Author : Kevlin Henney

Morning light, autumn flickering a shadowplay across the curtains. Bright and windy out there, perfect for a walk — perhaps the woods? No need to rush, but it would be good to get out of the house. The kids will drag their heels to the door, to the car and all the way there. I’ll be telling them to hurry up, but at the first sight of sticks and mud they’ll be off.

Last week was busy. And the week before. And…

Yesterday rebalanced the scales a little, a slow day, all of us glued to screens and couches. We need more days like that, days where we can slow down, repace life, disconnect from a flow that has become a torrent.

I look to the empty half of the bed. Clocks went back last night. This Sunday lie-in has cost me nothing, but you’ve cashed in the extra hour. The household buzz suggests kids, TV, Xbox and dishwasher are all on.

But it feels like too much of the day has passed already. Perhaps my lie-in is not for free? I reach for my clock. Damn. The automatic hour change has messed it up — the minutes are flickering and the hour is way off. Reaching for my glasses, I hold my finger down on the reset button.

Yours too?
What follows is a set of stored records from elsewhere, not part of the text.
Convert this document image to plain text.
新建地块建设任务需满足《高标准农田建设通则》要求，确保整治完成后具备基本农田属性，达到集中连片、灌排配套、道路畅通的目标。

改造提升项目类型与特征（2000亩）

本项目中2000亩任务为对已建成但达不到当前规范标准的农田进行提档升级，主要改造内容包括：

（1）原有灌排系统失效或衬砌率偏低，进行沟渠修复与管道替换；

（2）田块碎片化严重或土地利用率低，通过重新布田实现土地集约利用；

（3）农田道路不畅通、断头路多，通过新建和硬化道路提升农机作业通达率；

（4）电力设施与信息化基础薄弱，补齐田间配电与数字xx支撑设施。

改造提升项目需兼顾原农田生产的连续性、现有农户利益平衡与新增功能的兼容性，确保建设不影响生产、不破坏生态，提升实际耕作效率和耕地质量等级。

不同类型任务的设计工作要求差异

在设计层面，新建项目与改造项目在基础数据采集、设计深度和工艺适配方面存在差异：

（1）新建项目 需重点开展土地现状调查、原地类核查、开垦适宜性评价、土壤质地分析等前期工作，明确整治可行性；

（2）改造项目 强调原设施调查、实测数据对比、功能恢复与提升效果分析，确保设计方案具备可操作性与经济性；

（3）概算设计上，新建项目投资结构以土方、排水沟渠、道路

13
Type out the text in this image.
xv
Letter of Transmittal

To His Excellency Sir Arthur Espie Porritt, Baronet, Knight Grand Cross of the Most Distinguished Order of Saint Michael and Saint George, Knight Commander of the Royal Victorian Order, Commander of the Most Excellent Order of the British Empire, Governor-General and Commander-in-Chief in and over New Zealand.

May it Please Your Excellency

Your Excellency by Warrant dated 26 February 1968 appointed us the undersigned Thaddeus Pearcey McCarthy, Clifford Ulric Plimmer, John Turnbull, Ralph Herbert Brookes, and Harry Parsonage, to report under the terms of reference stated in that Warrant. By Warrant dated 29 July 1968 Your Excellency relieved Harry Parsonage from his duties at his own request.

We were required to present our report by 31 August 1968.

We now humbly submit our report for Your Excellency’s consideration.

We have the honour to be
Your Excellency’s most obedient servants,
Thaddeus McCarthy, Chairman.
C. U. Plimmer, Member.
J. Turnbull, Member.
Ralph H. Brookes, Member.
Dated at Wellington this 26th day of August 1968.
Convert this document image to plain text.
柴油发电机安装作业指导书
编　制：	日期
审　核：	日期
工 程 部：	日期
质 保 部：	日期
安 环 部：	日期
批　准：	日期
Purring not ticking, hands race round the face like a track. Not sure I know how to fix that on your clock.

On your manually set clock.

Now through glasses I look again at the curtains. The light is more shadowplay than autumn. Everything has become sharper. Not sharper in focus — which seems to elude me — but sharper in colour. Colours are glowing, vibrant, effervescent. Wrong. Sounds are sharper. Higher. That’s more wavering high-pitched whistle than household buzz.

As I rise the covers fall back with surprising suddenness. I pull back the curtains. They resist and shudder, then sway and tremor with a flourish I don’t intend. But it’s not me. It’s not my intention, not my action, not me that’s at fault. It’s everything — everything else.

Fluorescent clouds race across a cobalt sky, a green-rinsed sun volleys behind them, blurs of colour and long-exposure trails along the street, impressions of cars, auras of people, shimmering trees with pools of blue-tinged leaves lapping at their trunks.

Beautiful. But I don’t understand.

Then a buzz. An insect? No, a whistling cry. I turn. You are standing, off-colour and coffee in hand. In your hand one moment. On the floor, spilt, cup broken the next. You are sketched and retraced, your detail and outline a blur, your mouth flickering, but your face one of constant fear.

You point. Not at the time-lapse world playing through the window but at me.

You point. It’s a question.

“What’s happening? I don’t understand,” I answer.

But you are gone. Between moments, one frame and the next, you disappear, a lingering impression of wide eyes and an open mouth. I miss what must have been the scream.